Hinsichtlich ihrer genaueren Systematisierung zeigt sich bei Musikinstrumenten mit derartigen Tongeneratoren eine besonders konfliktreiche Problemlage, welche sich auch in den Diskussionen um die systematische Position der Maultrommel widerspiegelt. Aus Sicht der gegen Ende der achtziger Jahre am ehemaligen ‘Zentralinstitut für Philosophie’ (Akademie der Wissenschaften der DDR) entstandenen ‘Vergleichsanalytischen Organologie’ (VAO) werden gerade in diesem Zusammenhang auch die prinzipiellen Unzulänglichkeiten der bislang in der Musikwissenschaft weitgehend anerkannten Systematik von Sachs und Hornbostel deutlicher, wobei dieser Systematisierungsversuch aus dem Jahre 1914 als im Grunde verfehlt angesehen wird. Als Gegenposition wurde ein entsprechend andersartig konzipierter Ansatz zum Verständnis des ‘Natürlichen Systems der Musikinstrumente’ entwickelt. Dabei versucht VAO zunächst die wesentlichen Elemente schallrelevanter Oszillation (WESO) eines jeden Musikinstrumentes genauer zu ermitteln und in ihrer jeweiligen Wirkungsweise bzw. ihren Wirkungsmöglichkeiten eingehender zu verstehen. Sie unterscheidet dabei zwischen internaler und externaler Schallerzeugung. Jedes WESO wird in Hinsicht auf seinen Aggregatzustand, die Art und den Grad seiner akustisch relevanten Konfiguration sowie bezüglich seiner realen und real-möglichen Kopplung mit anderen WESO fixiert.

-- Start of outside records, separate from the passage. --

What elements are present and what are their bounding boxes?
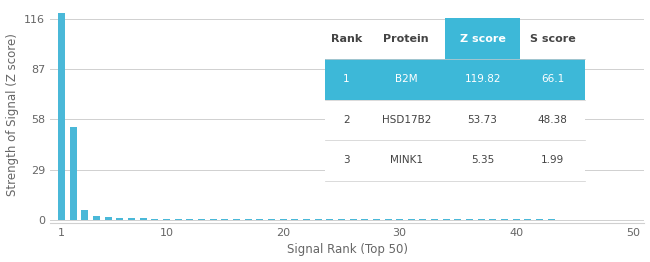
Text: 53.73: 53.73 (468, 115, 497, 125)
Bar (210, 219, 216, 220)
Text: B2M: B2M (395, 74, 417, 84)
Text: Rank: Rank (330, 34, 362, 44)
Bar (303, 219, 310, 220)
Text: 119.82: 119.82 (464, 74, 501, 84)
Bar (198, 219, 205, 220)
Text: MINK1: MINK1 (390, 155, 422, 166)
Text: HSD17B2: HSD17B2 (382, 115, 431, 125)
Y-axis label: Strength of Signal (Z score): Strength of Signal (Z score) (6, 33, 19, 196)
Text: Z score: Z score (460, 34, 506, 44)
Bar (315, 219, 322, 220)
Bar (128, 218, 135, 220)
Text: 3: 3 (343, 155, 350, 166)
Text: 1.99: 1.99 (541, 155, 564, 166)
Bar (291, 219, 298, 220)
Bar (187, 219, 193, 220)
Text: 1: 1 (343, 74, 350, 84)
Bar (58, 13, 65, 220)
Text: Protein: Protein (384, 34, 429, 44)
Bar (175, 219, 182, 220)
Bar (105, 217, 112, 220)
X-axis label: Signal Rank (Top 50): Signal Rank (Top 50) (287, 243, 408, 256)
Bar (221, 219, 228, 220)
Text: 48.38: 48.38 (538, 115, 567, 125)
Bar (81, 210, 88, 220)
Bar (256, 219, 263, 220)
Text: 2: 2 (343, 115, 350, 125)
Bar (233, 219, 240, 220)
Text: 5.35: 5.35 (471, 155, 494, 166)
Bar (116, 218, 124, 220)
Bar (151, 219, 159, 220)
Text: 66.1: 66.1 (541, 74, 564, 84)
Bar (93, 216, 100, 220)
Bar (163, 219, 170, 220)
Bar (70, 127, 77, 220)
Bar (244, 219, 252, 220)
Text: S score: S score (530, 34, 575, 44)
Bar (280, 219, 287, 220)
Bar (268, 219, 275, 220)
Bar (140, 219, 147, 220)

Im Falle derartiger Verkopplungen wird das jeweils primär wirkende WESO ermittelt und ausgehend von diesen bzw. von den jeweils einzelnen/einzigen WESO eines jeden natürlich-akustischen Instruments läßt sich dann ein spezifisch physikalisch-akustisch begründetes Gerüst zur Systematik der natürlich-akustischen Musikinstrumente aufbauen.
Von daher läßt sich sowohl hinsichtlich der systematischen Plazierung als auch in Bezug auf das detailliertere Verständnis der Funktionsweise von Musikinstrumenten, aber auch in Bezug auf ihre jeweils spezifische Entwicklungsposition (bzw. ihre weiteren Entwicklungsmöglichkeiten) eine komplexere Sichtweise entfalten, welche gerade auf all die Musikinstrumente neues Licht fallen lassen kann, welche die schallrelevanten Oszillationen solcher ‘spaltgenau durchschwingenden Zungen’ nutzen.